Das Erste Fazit: Weinlese 2011 beendet
Wetter
Hier dürfen wir eine äußerst positive Bilanz ziehen. Nachdem die Zeit vor der Lese sehr, sehr feucht war –und uns die Problematik der frühen Traubenfäulnis beschert hatte- zeigte sich das Wetter während der Lese bis zum Schluss sehr „Winzer-freundlich“. In diesen vier Wochen gab es nicht einmal 10 Liter Regen. Und wenn es überhaupt einmal regnete, dann war dies fast immer nur nachts, so dass am Morgen die Lese fortgesetzt werden konnte.

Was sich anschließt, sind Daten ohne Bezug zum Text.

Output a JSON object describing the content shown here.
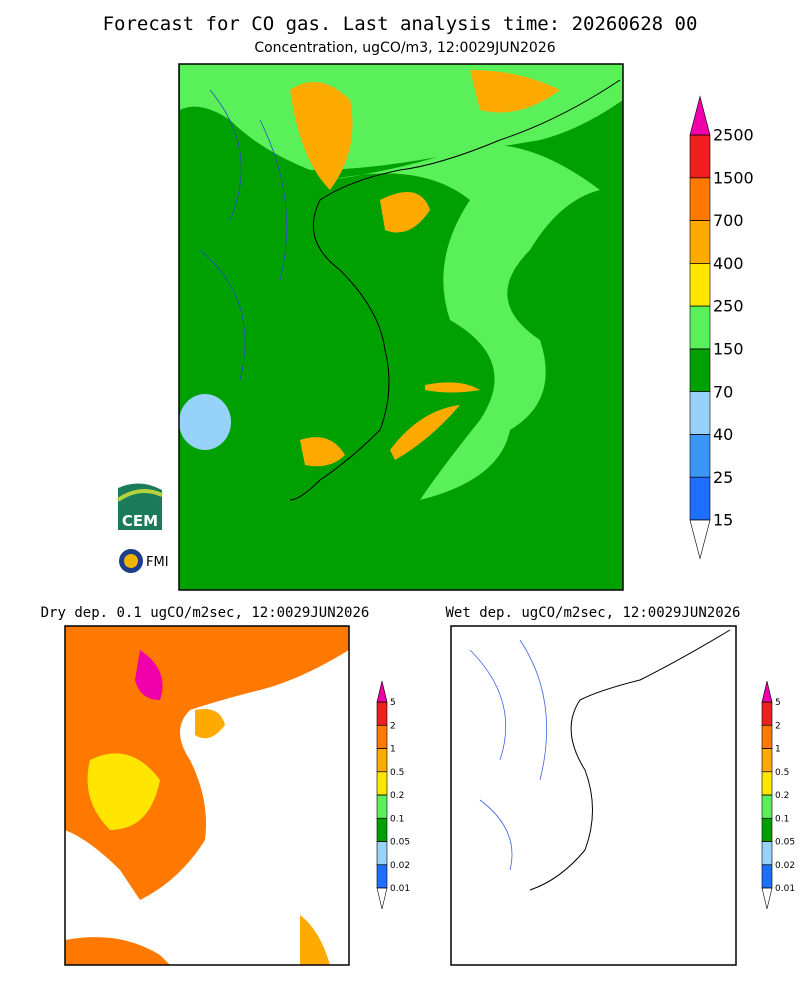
{
  "title": "Forecast for CO gas. Last analysis time: 20260628 00",
  "main": {
    "subtitle": "Concentration, ugCO/m3, 12:0029JUN2026",
    "colorbar": {
      "levels": [
        15,
        25,
        40,
        70,
        150,
        250,
        400,
        700,
        1500,
        2500
      ],
      "colors": [
        "#1e6eff",
        "#3c96f5",
        "#96d2fa",
        "#00a000",
        "#5af05a",
        "#ffe600",
        "#ffaa00",
        "#ff7800",
        "#f01e1e"
      ],
      "over_color": "#f000aa"
    }
  },
  "dry": {
    "subtitle": "Dry dep. 0.1 ugCO/m2sec, 12:0029JUN2026",
    "colorbar": {
      "levels": [
        0.01,
        0.02,
        0.05,
        0.1,
        0.2,
        0.5,
        1,
        2,
        5
      ],
      "colors": [
        "#1e6eff",
        "#96d2fa",
        "#00a000",
        "#5af05a",
        "#ffe600",
        "#ffaa00",
        "#ff7800",
        "#f01e1e"
      ],
      "over_color": "#f000aa"
    }
  },
  "wet": {
    "subtitle": "Wet dep. ugCO/m2sec, 12:0029JUN2026",
    "colorbar": {
      "levels": [
        0.01,
        0.02,
        0.05,
        0.1,
        0.2,
        0.5,
        1,
        2,
        5
      ],
      "colors": [
        "#1e6eff",
        "#96d2fa",
        "#00a000",
        "#5af05a",
        "#ffe600",
        "#ffaa00",
        "#ff7800",
        "#f01e1e"
      ],
      "over_color": "#f000aa"
    }
  },
  "logos": {
    "cem": "CEM",
    "fmi": "FMI"
  }
}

Nur ganz selten gab es in anderen Jahren so warme, besser gesagt, heiße Tage mit Temperaturen von fast 30°C. Beim Mittagessen suchten die Erntehelfer sogar den Schatten der Sonnenschirme!

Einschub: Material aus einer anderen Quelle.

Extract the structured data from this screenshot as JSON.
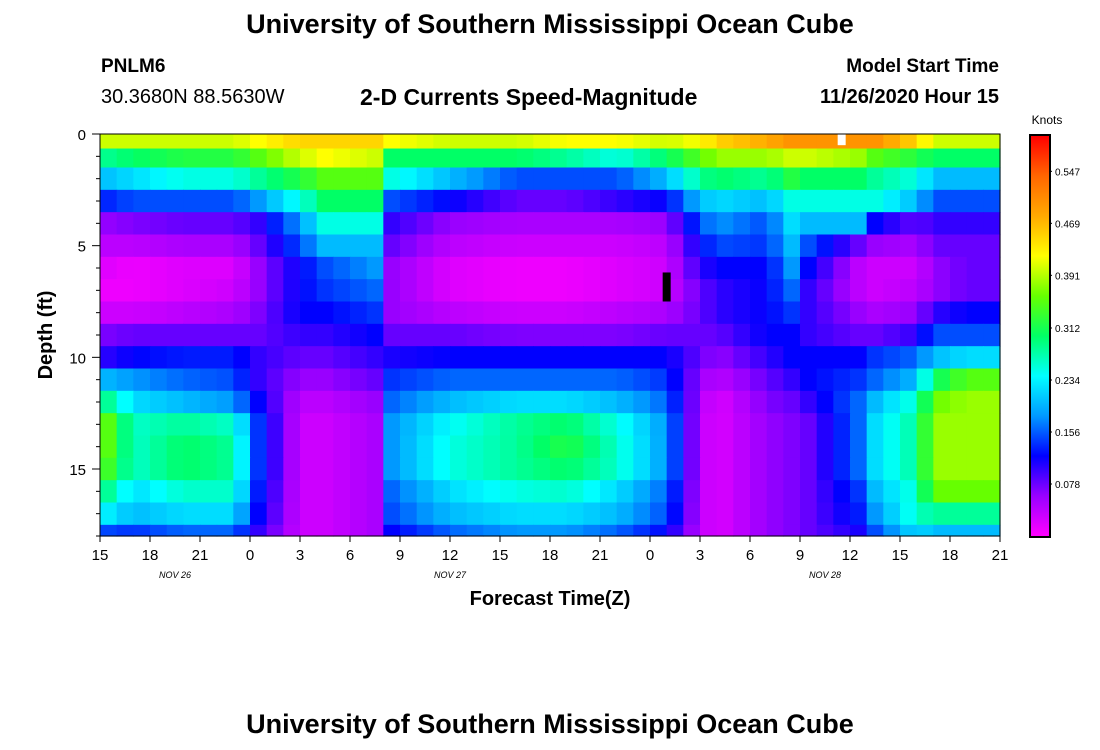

Das warme und trockene Wetter brachte dann auch in letzten beiden Erntewochen deutliche Qualitätsverbesserungen durch die natürliche Verdunstung von Wasser.
Leseaufwand
Nach 28 Lesetagen –ohne Pause- wurde am 10. Oktober die Weinlese abgeschlossen. Dies ist die früheste Ernte der letzten Jahre. Nur die „Blitzernte“ 2006 wurde ähnlich früh beendet. Einen noch früheren Erntebeginn hatten wir nur im Jahr 2007, was damals aber durch die „Alptraum-Erinnerungen“ aus dem Vorjahr 2006 erklärbar war. Auch damals wurden fast alle Weinberge in einer sehr aufwändigen Vorselektion durchgelesen um den gesunden Trauben noch etwas mehr Reifezeit bis zur Lese zu lassen. Wir glauben aber, dass sich dieser Mehraufwand, der im Durchschnitt zu 265 Lesestunden für ein Hektar Weinberg führte, sich in Jahrgängen mit einer frühen Fäulnis am Ende auszahlt, ja die Voraussetzung für Spitzenqualitäten ist.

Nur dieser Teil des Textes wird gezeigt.